CRAdarCheck

Privacy policy

Last updated: 2 July 2026

The short version

We run a compliance product, so we practice what we preach: we collect the minimum, store almost nothing, and tell you exactly what happens to each piece of data.

SBOMs and Risk Check answers

SBOMs you scan are processed in memory to run the vulnerability lookup and are never stored. Component identifiers (name/version) are sent to OSV.dev, Google's public vulnerability database, to perform the lookup — no other data accompanies them. Risk Check answers are processed in your browser; if you use the “share” feature, your answers are encoded into the URL you copy — we don't receive or store them.

Email addresses

If you join the waitlist we store your email address and the page you signed up from, processed via our form provider, to email you about CRAdar's launch and product updates.
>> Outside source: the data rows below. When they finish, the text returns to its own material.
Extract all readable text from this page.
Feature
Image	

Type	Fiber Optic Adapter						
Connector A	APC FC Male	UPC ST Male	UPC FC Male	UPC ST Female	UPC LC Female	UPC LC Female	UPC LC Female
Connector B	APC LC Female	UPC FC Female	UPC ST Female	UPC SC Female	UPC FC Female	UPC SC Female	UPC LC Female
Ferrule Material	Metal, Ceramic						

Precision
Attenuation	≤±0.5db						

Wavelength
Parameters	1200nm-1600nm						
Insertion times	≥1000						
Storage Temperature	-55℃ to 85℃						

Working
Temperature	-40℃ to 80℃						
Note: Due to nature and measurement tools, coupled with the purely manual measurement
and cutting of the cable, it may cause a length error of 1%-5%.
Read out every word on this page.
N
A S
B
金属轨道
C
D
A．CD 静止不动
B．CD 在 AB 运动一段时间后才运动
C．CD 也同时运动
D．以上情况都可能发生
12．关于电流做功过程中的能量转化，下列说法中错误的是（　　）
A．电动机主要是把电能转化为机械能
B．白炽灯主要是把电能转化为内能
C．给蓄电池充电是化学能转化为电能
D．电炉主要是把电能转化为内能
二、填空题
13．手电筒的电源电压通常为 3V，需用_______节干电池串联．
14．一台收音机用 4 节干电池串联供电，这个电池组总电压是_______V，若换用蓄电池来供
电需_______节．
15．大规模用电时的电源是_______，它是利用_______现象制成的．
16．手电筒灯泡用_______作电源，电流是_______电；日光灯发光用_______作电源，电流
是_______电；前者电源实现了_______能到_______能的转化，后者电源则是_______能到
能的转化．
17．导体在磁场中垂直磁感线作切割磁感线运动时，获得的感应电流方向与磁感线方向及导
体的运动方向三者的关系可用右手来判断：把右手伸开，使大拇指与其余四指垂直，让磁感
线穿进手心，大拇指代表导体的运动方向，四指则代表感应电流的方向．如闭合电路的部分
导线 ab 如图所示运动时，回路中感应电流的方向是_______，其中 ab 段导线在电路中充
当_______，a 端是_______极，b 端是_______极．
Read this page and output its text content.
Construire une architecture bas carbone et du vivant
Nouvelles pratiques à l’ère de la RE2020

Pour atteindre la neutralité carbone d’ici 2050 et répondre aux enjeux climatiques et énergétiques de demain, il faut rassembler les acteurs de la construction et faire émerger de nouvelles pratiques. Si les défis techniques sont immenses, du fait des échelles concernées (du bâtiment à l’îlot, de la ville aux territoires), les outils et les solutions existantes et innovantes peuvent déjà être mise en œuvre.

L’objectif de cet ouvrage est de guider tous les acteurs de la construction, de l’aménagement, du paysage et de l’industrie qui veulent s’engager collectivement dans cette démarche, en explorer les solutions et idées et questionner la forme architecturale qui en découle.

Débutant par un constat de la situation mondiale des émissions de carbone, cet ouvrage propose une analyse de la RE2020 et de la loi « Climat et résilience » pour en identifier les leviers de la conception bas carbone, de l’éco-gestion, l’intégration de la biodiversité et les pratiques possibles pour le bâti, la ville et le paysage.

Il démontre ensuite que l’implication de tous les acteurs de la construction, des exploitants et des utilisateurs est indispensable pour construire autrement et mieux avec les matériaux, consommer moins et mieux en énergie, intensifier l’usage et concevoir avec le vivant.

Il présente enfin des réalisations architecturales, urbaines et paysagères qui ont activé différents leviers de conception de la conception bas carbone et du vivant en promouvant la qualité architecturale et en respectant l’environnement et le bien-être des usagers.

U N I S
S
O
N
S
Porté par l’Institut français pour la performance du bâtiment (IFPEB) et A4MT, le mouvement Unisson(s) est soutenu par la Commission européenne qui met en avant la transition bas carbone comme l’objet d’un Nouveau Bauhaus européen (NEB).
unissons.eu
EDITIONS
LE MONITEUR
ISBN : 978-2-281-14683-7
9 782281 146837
No purchase of lists, no resale, no third-party marketing. Unsubscribe = tell us once at hello@cradar.dev and we delete you.

Analytics

We use Vercel Web Analytics: cookieless, no cross-site tracking, no persistent identifiers. It gives us aggregated page views and anonymous custom events (e.g. “a risk check was completed”). We cannot identify you from it.

Hosting & processors

The site runs on Vercel (EU/US infrastructure). Sub-processors: Vercel (hosting, analytics), our form provider (waitlist emails), OSV.dev (vulnerability lookups — receives package identifiers only).

Your rights

Under the GDPR you can request access, correction, deletion, or export of your data — in practice this only applies to your waitlist email, because it's the only personal data we hold. Write to hello@cradar.dev. You also have the right to complain to your supervisory authority.

Changes

We'll update this page as the product grows (accounts and billing will add processors — we'll list them here before they go live).